Forderung nach einem veganen Gericht in der Mensa
Immer mehr Menschen in Deutschland entscheiden sich für eine vegane, daher tierproduktsfreie Ernährung. Auch in der deutschen Hochschullandschaft findet der Veganismus immer mehr AnhängerInnen. So entscheiden sich StudentInnen aller Fakultäten aus ethischen Gründen nicht nur dazu, auf Fleisch und Fisch zu verzichten, sondern ebenso auf Eier, Milch und Honig.
Darunter gibt es immer mehr Menschen, die aus gesundheitlichem Interesse eine teilvegane Ernährung anstreben, oder klimapolitische Verbesserungen über Ihr Konsumverhalten erreichen wollen. Die Motivationen für die Entscheidung, auf bestimmte Nahrungsmittel zu verzichten sind völlig heterogen. Gemein ist jenen derart motivierten Menschen jedoch, dass Ihr Interesse, entweder auf Ei, Milch, Honig, Fleisch und Fisch oder allen sogenannten „tierischen Nahrungsmitteln“ zu verzichten, meist auf völlige Ignoranz oder nur sehr unzureichende Beachtung trifft.
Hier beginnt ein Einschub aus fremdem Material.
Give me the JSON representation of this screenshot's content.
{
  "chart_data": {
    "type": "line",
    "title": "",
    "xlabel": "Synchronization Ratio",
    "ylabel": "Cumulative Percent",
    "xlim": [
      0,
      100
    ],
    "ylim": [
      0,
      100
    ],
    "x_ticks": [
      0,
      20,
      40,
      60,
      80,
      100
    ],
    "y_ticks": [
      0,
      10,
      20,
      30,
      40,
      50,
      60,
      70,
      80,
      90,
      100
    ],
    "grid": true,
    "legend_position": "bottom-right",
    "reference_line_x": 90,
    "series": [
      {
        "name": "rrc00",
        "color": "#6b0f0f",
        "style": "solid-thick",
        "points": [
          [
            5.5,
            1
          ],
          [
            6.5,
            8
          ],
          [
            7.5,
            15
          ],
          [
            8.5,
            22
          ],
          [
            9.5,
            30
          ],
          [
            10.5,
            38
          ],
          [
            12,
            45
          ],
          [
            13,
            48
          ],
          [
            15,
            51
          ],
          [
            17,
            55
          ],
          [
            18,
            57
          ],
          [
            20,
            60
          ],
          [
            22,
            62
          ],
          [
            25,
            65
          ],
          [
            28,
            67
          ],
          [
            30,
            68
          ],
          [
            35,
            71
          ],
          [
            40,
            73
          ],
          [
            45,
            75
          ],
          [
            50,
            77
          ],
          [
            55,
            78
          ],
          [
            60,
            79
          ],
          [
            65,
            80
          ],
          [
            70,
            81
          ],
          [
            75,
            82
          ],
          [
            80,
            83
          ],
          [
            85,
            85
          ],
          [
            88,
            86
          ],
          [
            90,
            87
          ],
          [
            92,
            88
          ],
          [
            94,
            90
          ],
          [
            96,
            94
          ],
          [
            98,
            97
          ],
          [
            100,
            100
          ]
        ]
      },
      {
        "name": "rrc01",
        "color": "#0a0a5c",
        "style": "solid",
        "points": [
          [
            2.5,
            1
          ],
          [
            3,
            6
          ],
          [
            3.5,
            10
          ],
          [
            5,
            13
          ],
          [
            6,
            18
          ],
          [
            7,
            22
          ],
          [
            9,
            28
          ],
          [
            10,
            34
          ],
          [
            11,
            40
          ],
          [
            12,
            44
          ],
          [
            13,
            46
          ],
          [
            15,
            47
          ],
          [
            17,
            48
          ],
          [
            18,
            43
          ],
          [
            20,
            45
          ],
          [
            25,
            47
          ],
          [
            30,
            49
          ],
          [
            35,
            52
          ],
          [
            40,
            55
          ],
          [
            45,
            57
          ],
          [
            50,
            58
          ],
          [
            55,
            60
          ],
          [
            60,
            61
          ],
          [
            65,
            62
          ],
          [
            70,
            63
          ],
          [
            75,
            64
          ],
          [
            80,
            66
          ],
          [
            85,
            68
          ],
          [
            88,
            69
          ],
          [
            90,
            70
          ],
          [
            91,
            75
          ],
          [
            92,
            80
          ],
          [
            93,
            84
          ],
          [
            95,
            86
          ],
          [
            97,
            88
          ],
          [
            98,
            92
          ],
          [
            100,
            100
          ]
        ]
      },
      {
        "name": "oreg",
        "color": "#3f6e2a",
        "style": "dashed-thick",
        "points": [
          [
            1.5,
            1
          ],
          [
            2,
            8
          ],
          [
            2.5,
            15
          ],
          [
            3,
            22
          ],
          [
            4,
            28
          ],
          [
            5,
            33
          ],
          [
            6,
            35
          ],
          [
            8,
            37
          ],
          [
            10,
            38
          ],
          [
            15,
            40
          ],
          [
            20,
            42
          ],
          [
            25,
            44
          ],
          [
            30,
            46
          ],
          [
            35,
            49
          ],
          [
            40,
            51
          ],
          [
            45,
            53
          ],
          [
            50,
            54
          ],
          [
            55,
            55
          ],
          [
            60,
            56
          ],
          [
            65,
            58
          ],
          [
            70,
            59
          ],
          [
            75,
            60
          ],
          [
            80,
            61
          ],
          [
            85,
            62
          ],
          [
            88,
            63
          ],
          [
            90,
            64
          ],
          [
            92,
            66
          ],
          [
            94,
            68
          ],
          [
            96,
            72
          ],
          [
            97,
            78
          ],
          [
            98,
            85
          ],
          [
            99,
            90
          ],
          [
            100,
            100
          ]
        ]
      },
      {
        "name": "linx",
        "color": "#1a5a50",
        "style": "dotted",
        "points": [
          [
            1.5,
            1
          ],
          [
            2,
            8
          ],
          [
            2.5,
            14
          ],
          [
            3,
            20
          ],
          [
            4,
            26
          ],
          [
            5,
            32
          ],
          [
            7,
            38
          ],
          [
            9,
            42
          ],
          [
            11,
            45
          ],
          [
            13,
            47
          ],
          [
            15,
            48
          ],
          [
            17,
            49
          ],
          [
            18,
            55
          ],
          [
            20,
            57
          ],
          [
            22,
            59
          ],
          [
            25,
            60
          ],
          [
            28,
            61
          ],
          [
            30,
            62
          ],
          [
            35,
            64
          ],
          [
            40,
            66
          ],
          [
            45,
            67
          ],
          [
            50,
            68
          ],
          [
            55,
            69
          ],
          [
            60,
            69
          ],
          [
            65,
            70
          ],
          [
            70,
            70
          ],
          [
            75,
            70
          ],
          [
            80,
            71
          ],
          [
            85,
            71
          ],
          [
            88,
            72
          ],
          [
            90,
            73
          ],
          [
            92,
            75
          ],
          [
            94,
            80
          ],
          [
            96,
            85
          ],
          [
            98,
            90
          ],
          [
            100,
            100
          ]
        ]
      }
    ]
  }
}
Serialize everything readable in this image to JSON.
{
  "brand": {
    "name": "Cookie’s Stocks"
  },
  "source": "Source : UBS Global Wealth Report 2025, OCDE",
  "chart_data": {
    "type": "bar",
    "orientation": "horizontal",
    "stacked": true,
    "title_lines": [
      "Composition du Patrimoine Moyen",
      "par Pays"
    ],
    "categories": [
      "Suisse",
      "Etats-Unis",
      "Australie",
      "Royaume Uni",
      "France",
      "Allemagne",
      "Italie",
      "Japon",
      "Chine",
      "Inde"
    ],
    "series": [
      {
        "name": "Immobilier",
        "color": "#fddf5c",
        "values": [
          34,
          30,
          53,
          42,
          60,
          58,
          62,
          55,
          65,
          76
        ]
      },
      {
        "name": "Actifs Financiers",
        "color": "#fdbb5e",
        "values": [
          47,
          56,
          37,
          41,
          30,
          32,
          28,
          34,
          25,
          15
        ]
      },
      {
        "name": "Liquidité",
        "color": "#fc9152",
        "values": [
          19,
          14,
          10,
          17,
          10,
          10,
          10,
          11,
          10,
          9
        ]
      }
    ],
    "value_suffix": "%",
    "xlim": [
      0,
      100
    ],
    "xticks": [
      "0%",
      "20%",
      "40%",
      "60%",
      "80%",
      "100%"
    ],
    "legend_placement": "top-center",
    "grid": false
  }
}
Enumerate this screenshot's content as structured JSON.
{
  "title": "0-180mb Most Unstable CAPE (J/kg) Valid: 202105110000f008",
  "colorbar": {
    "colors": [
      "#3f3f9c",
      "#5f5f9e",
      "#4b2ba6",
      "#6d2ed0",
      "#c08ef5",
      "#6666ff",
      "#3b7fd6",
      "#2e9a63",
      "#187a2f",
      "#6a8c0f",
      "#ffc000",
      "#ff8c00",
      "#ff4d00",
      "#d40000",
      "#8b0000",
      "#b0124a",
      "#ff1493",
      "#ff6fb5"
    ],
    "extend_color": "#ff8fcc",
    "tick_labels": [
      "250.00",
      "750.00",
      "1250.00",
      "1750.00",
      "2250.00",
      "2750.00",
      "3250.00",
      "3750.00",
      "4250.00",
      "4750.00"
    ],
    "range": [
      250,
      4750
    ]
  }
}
So können die meisten der vegan oder teilvegan lebenden Menschen in Städten wie Bielefeld nur an wenigen ausgewählten öffentlichen Orten zu vernünftigen Preisen essen. In der Freizeit stellt eine solche Einschränkung zwar häufig kein oder nur ein geringes Problem dar. Wo Menschen und gerade StudentInnen - aber ebenso weitere Ganztagsbeschäftigte – oft auch über den Mittag nur wenig Zeit finden, um entweder nach Hause zu fahren oder eine progressive und offene Gaststätte aufzusuchen, ist die Diskriminierung aufgrund von Essgewohnheiten nicht länger tolerabel.
Es sei nur am Rande erwähnt, dass ein großer Teil der sich vegan ernährenden Menschen dies aus ethischen Gründen tut, nebenher jedoch verpflichtet ist, eine Mensa zu subventionieren, welche nicht nur nicht benutzt werden kann, sondern auch noch dazu beiträgt, die Missstände, gegen welche jene Menschen sich zutiefst empören, mit den Subventionen jener Veganer zu fördern. StudentInnen sind also dazu gezwungen, selbst wenn sie die Ermordung von Tieren zu Nahrungszwecken als Unrecht erkannt haben, selbige zu unterstützen. Dieses Problem wäre in seiner Härte nicht gegeben, wenn jenen VeganerInnen zumindest potentiell die Möglichkeit gegeben wäre, sich ihren moralischen Vorstellungen entsprechend zu ernähren, da ihre Gebühren nicht unbedingt in den Einkauf von Tierkadavern oder weiteren Tierqualprodukten investiert würden. Eine ähnliches Problem stellt sich natürlich auch den aus gesundheitlichen Gründen vegan oder teilvegan lebenden Menschen, wobei hier zumindest nicht auch noch ein Unrecht gegen den eigenen Willen verstärkt wird.
Was jedoch noch schwerer wiegt, ist der moderne Konservativismus, welcher allerorten gepflegt oder wieder neu entdeckt wird. Dabei sollten gerade an einer Universität moderne Perspektiven, wie jene in der Esskultur nicht ausgeblendet, sondern mit offenen Augen betrachtet und mit wachem Verstand weiterentwickelt werden. Leider steht mensch an vielen Hochschulen dem Veganismus häufig viel zu ignorant gegenüber und blockiert damit eine innovative Entwicklung unserer Gesellschaft, statt sie zu fördern.
Venga Bielefeld fordert im Besonderen aus den folgenden vier Gründen ein veganes Gericht in den Mensen der Universität Bielefeld und der Fachhochschule Bielefeld:
- Mehr als fünfzehn Prozent der Deutschen sind laktoseintolerant. Betroffene VeganerInnen und sich teilvegan ernährende Menschen haben keine Möglichkeit, ihren Hunger in der Mensa zu stillen.
- Es ist angesichts der aktuellen Klimadebatte für viele Menschen nicht länger vertretbar, einen Wirtschaftszweig zu unterstützen, der wesentlich zur Erderwärmung beiträgt.
- Aus Gründen der Ethik und des Verantwortungsbewusstsein gegenüber fühlenden und leidensfähigen Lebewesen kann die Ausbeutung von Selbigen nicht mehr geduldet werden.
- Die Verschwendung von Nahrung im Ausmaß von durchschnittlich 1:10 ist auch gerade im Hinblick auf den Welthunger nicht zu rechtfertigen.